Windsor man guilty of murder
Case linked to illegal juror background checks
Last Updated: Thursday, February 11, 2010 | 3:38 PM ET
CBC News
A Windsor, Ont., man has been found guilty of first-degree murder in a case that was linked to an investigation of illegal juror background checks.
The jury returned its verdict around 12:45 p.m. Thursday after deliberating since late Wednesday afternoon.
Shane Huard was accused in the shooting death of Troy Hutchinson, 28, on Aug. 27, 2006, in Windsor. Hutchinson was found in a residential area on Windsor's east side, bleeding from a single gunshot wound to his stomach.
The Crown did not argue that Huard fired the shot, only that he provided the weapon. A second accused is expected to stand trial later this year.
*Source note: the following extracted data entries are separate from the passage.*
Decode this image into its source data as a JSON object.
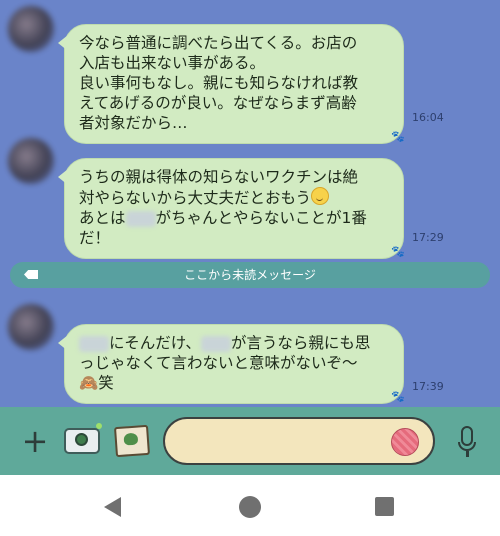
{
  "messages": [
    {
      "lines": [
        "今なら普通に調べたら出てくる。お店の",
        "入店も出来ない事がある。",
        "良い事何もなし。親にも知らなければ教",
        "えてあげるのが良い。なぜならまず高齢",
        "者対象だから…"
      ],
      "time": "16:04"
    },
    {
      "lines": [
        "うちの親は得体の知らないワクチンは絶",
        "対やらないから大丈夫だとおもう"
      ],
      "line3_pre": "あとは",
      "line3_post": "がちゃんとやらないことが1番",
      "line4": "だ！",
      "time": "17:29"
    },
    {
      "line1_post": "にそんだけ、",
      "line1_post2": "が言うなら親にも思",
      "line2": "っじゃなくて言わないと意味がないぞ〜",
      "line3": "🙈笑",
      "time": "17:39"
    }
  ],
  "unread_divider": "ここから未読メッセージ",
  "input": {
    "placeholder": ""
  },
  "colors": {
    "chat_background": "#6a84c9",
    "bubble": "#d2ebc2",
    "input_bar": "#5fa99a",
    "divider": "#58a0a0"
  },
  "icons": [
    "plus-icon",
    "camera-icon",
    "photo-icon",
    "yarn-sticker-icon",
    "mic-icon",
    "nav-back-icon",
    "nav-home-icon",
    "nav-recent-icon"
  ]
}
Court heard that Hutchinson, a recent immigrant from Jamaica and a known drug dealer, had been involved in a stabbing days before the killing, and that his death appeared to be an act of retaliation.
The jury had the option of finding Huard not guilty, or guilty of manslaughter, second-degree murder or first-degree murder.
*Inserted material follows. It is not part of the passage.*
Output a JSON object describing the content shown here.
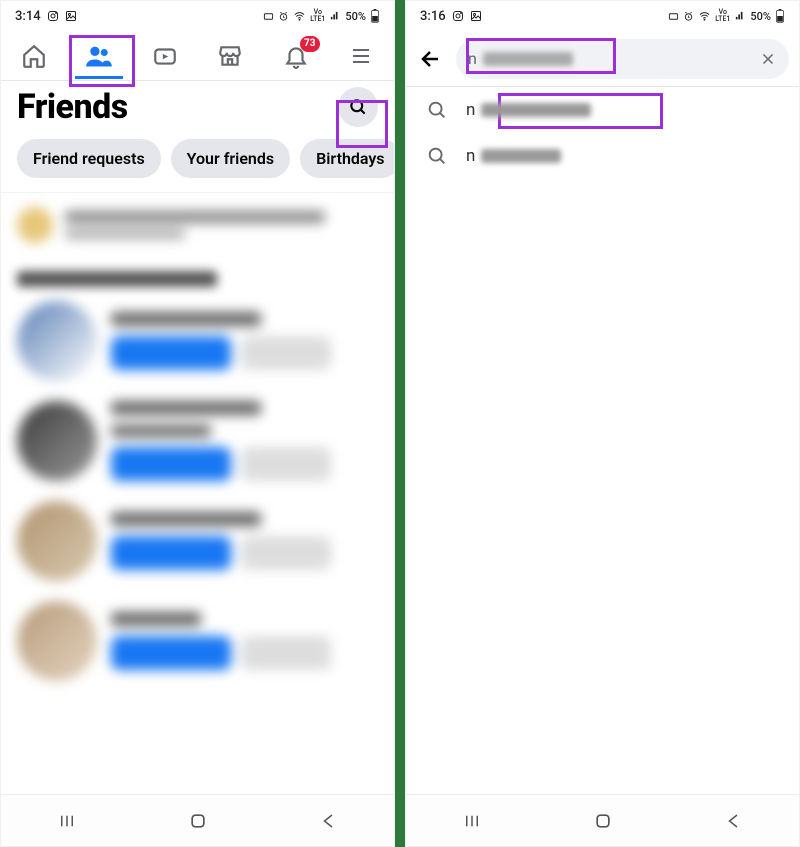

A conviction of first-degree murder carries a mandatory life sentence with no chance of parole for 25 years.
Defence lawyer Greg Goulin said his client is considering appealing the verdict.
In his charge to the jury Wednesday, Superior Court Justice Bruce Thomas warned jurors to be cautious when examining the testimony of five Crown witnesses he called "unsavoury" because they were either drug addicts, drug dealers or were involved in criminal activity.
The Crown said their testimony was supported by phone records and other documents.
Background checks led to to mistrial
Huard initially faced trial alongside Richard Zoldi, a second Windsor man also charged with first-degree murder in Hutchinson's death.
The cases were severed after the judge declared a mistrial two months into proceedings in the summer of 2009, when it was revealed police had conducted extensive background checks on potential jurors and then provided that information to the Crown but not the defence.
Two Crown attorneys used that information to select a jury for the initial trial in March 2009.
Background checks on jurors are supposed to be conducted only to find out about the most serious convictions. Under Canadian law, Crown or defence counsel are supposed to know only the name, address and occupation of prospective jurors. The court can only dismiss a potential juror if that person has been convicted of an indictable offence as an adult for which they have not been pardoned, or if they have served more than 12 months in jail.
In the Huard and Zoldi trial, police flagged potential jurors with convictions as young offenders, and included the juror's opinion of police based on, for example, their writing a letter to the editor criticizing police.
Following the revelations in Windsor and also in Barrie and Thunder Bay, Ontario's privacy commissioner quickly launched a four-month investigation into whether background checks had violated the privacy rights of prospective jurors.
Ann Cavoukian later released a 213-page report that found nearly one-third of the 55 Crown attorney's offices in Ontario had received information gleaned from background checks that violated privacy legislation.
She ordered an immediate stop to the practice and asked the province's attorney general to create a single, centralized juror-screening process to minimize unnecessary background checks.